Is it important that a specific agenda is heard from protesters, or is that the job of other people?

A specific agenda like?

People showing up at protests with signs listing specific reforms.

You know, I think it is important that we have those types of things, but I also believe that what we are witnessing now is the opening up of imaginations, where people are beginning to think more expansively about what the solutions could be. We have our solutions. We want the rights of protesters to be respected. We want a divestment from the police and an investment in black communities. We are demanding immediate relief for our communities. We want community control. We want an end to this war against black people. So we are clear in our demands, and we have demands for each city, so each city has its own unique demands, especially cities that are very active in these protests right now. You will see that local organizers have been working on the ground for years, and have already had their own reports and series of policies, and so what we are looking to do is amplify those.

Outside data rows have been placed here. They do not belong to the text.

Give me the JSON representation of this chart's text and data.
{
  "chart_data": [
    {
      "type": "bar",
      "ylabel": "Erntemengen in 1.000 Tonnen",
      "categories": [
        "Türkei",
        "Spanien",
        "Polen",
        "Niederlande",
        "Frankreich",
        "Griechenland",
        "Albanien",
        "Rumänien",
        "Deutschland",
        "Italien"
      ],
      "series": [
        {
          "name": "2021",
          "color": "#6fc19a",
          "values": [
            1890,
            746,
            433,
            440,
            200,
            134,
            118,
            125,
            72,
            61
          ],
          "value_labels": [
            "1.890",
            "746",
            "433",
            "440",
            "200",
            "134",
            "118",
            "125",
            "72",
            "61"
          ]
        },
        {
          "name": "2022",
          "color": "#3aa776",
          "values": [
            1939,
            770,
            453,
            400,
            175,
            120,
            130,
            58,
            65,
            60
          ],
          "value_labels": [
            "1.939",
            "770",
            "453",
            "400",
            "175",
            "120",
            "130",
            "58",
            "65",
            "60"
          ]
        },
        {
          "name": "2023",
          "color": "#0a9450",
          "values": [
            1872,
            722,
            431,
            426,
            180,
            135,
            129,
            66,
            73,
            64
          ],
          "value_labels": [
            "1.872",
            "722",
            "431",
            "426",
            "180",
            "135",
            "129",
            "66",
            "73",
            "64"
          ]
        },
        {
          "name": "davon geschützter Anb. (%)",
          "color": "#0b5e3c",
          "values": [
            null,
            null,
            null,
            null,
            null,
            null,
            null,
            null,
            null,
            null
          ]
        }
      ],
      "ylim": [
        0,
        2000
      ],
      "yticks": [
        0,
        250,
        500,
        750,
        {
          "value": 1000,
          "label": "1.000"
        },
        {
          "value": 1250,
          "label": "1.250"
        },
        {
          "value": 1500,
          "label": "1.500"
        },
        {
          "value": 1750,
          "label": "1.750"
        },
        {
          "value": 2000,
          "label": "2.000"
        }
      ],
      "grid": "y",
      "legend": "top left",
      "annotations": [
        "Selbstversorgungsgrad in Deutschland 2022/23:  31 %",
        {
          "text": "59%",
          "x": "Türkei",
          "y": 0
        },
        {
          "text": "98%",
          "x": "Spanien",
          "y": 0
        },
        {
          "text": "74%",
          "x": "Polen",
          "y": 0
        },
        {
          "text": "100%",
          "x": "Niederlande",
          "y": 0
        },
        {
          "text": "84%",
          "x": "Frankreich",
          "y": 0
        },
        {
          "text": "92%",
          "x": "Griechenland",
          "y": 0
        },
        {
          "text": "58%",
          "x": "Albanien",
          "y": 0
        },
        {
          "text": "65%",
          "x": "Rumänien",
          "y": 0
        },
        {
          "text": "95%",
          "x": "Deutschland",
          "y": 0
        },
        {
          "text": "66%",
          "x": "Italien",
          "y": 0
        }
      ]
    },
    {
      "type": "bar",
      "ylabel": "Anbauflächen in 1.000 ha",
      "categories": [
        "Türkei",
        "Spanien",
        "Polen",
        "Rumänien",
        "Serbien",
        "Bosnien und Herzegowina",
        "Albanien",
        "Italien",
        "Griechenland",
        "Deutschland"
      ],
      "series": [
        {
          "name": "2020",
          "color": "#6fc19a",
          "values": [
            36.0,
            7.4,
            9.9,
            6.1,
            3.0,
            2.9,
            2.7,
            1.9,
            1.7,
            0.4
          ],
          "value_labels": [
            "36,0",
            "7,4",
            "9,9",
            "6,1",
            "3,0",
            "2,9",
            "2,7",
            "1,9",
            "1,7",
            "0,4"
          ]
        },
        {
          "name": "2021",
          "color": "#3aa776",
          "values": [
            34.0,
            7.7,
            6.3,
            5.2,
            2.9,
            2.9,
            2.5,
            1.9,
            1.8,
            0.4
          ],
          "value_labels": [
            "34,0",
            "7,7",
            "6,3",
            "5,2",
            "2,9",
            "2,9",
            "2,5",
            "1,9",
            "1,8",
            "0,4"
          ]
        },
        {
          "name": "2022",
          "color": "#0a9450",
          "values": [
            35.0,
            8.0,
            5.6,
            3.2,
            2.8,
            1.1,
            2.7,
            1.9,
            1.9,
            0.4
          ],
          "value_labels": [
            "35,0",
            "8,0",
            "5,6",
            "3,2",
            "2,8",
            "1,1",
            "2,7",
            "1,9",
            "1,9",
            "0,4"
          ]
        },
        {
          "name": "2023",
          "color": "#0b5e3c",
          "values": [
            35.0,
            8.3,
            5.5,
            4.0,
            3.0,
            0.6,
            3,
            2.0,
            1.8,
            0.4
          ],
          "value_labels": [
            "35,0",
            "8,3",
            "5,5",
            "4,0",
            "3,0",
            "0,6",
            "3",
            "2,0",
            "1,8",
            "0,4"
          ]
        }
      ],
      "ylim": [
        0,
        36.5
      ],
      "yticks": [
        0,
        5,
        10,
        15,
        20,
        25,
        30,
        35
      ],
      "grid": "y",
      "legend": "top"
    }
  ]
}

I have seen African-American activists say two things about the protests becoming more violent—and in this case I don’t mean the violence from the police. The first is that talking about this is a distraction from what really matters, and the other is that it is bad and takes attention away from the peaceful majority. How do you feel about that conversation?

I think that conversation is complicated, and, generally speaking, I just don’t equate the loss of life and the loss of property. I can’t even hold those two in the same regard, and I think for far too long we have seen that happen. We have had these conversations where we are conflating very different realities and operating from different value systems. So, for me, that’s how I view it, and a lot of my colleagues and peers as well as mentors have similar views. We are really focussed on how to get our demands out and stay focussed on the main thing, which is people, and we want to value our love of people over property.